Batsford – building affordable homes is only way to avert a crisis!
In the most challenging of circumstances the number of rough sleepers in Hastings has been slashed with fewer than ten people sleeping rough around the town on any single night.
There are an additional 40 or so former rough sleepers in emergency accommodation as plans are developed for how to move them on in to more permanent accommodation
Andrew Palmer Hastings Borough Council’s (HBC) Assistant Director Housing and Built Environment told members of the council’s cabinet on Monday night the council had made ‘good progress’ in the last year.
Mr Palmer was also outlining plans for the coming year, he said the approach that has been taken under the rough sleepers initiative is seen as an ‘exemplary’ one with HBC acting as the lead authority in East Sussex working alongside other councils and those with backgrounds in health, mental health and social care.

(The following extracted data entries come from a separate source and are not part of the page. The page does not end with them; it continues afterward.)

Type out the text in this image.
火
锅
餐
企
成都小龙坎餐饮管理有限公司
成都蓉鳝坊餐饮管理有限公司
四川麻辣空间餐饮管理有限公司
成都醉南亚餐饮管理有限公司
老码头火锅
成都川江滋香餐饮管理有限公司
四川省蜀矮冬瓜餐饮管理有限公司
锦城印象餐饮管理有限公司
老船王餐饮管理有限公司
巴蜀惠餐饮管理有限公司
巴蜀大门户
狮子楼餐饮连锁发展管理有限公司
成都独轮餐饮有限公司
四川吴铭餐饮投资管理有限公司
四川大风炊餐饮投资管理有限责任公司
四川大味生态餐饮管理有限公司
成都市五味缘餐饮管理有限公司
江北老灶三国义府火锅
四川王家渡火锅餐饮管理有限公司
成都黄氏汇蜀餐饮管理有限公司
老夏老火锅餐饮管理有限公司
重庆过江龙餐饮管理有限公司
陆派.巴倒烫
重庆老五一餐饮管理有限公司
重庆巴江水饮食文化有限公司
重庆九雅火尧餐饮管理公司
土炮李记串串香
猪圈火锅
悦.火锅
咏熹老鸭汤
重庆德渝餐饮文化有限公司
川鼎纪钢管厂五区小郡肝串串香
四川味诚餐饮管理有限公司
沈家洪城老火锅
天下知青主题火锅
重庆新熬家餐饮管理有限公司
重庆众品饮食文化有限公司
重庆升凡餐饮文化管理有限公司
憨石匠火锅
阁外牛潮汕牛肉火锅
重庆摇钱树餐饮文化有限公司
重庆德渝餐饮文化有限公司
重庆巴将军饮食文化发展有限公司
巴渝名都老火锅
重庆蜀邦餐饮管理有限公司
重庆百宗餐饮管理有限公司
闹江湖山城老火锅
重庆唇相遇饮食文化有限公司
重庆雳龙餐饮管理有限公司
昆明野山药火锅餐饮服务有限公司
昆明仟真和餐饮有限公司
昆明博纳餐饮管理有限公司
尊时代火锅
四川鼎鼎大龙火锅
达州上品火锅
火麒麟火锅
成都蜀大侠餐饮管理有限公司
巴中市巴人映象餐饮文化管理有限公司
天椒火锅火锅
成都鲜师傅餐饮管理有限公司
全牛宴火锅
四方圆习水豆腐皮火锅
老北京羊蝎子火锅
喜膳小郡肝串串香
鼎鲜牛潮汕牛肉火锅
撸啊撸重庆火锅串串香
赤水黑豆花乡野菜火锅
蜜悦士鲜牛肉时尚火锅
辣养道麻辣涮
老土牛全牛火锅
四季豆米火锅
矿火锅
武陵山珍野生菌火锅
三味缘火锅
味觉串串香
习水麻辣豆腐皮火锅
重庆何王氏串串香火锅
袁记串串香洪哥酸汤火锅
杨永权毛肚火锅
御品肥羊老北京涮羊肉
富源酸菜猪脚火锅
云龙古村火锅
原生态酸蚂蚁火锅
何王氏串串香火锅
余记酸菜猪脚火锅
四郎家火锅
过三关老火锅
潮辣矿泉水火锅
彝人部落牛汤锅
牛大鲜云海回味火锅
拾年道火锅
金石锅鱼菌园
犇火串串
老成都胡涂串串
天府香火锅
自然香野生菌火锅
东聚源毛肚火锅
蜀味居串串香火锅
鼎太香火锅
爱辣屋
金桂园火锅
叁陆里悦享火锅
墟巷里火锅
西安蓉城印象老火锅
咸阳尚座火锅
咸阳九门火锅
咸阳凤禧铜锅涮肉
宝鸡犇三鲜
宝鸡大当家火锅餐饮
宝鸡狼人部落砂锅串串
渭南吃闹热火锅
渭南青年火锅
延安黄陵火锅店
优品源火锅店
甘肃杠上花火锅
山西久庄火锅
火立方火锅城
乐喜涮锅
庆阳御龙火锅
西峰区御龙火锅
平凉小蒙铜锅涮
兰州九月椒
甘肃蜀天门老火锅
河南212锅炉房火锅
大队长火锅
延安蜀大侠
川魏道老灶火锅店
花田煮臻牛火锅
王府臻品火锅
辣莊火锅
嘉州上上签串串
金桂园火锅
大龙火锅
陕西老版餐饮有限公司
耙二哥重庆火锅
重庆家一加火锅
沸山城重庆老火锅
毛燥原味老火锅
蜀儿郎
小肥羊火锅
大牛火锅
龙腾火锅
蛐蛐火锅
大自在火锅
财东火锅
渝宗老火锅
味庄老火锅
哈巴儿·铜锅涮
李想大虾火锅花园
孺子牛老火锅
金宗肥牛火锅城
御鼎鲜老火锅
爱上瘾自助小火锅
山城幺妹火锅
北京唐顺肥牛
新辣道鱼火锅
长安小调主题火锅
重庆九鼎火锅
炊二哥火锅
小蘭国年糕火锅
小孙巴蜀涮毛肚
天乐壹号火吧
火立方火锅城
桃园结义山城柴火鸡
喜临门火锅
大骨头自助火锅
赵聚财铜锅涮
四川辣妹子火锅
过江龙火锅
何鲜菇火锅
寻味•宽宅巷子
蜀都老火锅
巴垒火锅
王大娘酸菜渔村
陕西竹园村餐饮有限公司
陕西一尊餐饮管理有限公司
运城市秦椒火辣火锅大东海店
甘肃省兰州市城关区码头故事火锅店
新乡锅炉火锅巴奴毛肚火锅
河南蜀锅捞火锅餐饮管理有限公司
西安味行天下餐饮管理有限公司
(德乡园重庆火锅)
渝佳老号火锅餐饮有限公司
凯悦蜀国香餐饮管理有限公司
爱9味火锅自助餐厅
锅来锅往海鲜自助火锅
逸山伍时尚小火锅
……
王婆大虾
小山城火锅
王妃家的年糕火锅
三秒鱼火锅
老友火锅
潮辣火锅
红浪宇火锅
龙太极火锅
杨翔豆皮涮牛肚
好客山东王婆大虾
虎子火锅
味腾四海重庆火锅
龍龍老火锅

Michael Courts Housing renewal manager said there was a need to increase the number of units available for people who need a high level of support after they come in off the streets, he explained that discussions were taking place with Homes England on how to do that: “We want to support people to be able to leave the streets for good and continue to progress and develop,” he said.
Council leader Kim Forward described what was happening was ‘fantastic work’.
Councillor Andy Batsford HBC’s lead member for Housing and Homelessness said a lot of the success was down to the ‘really important’ foundations that had been laid by the council which always believed that working with rough sleepers was the right thing to do.
“If you are able to be funded properly and given the opportunity to put ideas into practise with hard cash behind it, its amazing what you can do.
“The fact we have over 40 entrenched rough sleepers now accepting help, living in safe accommodation, wrapped around with mental health workers and housing officers and nurses is a fantastic model about how you need to be working with people who have such complex and complicated lives,” Mr Batsford told the meeting.
He also sounded a note of caution saying he is concerned about what might happen when some of the support packages that have been put in place during the pandemic start to be unwound and he told members that building affordable homes across the town was the only way the council could avert a housing crisis in the future as much of the accommodation that was available locally was simply too expensive.
Could Batsford please give a price of what he calls “affordable” housing in light of the fact that he wants to solve the Hastings housing crisis by building on both the Old Bathing Pool site and Bulverhythe recreation ground. Could he give us an idea of what housing/flats would actually cost to buy on these two sites?
Btw, he seems to be the only person keen on building on these sites. Hastings people don’t want every blade of grass covered by his “plans”.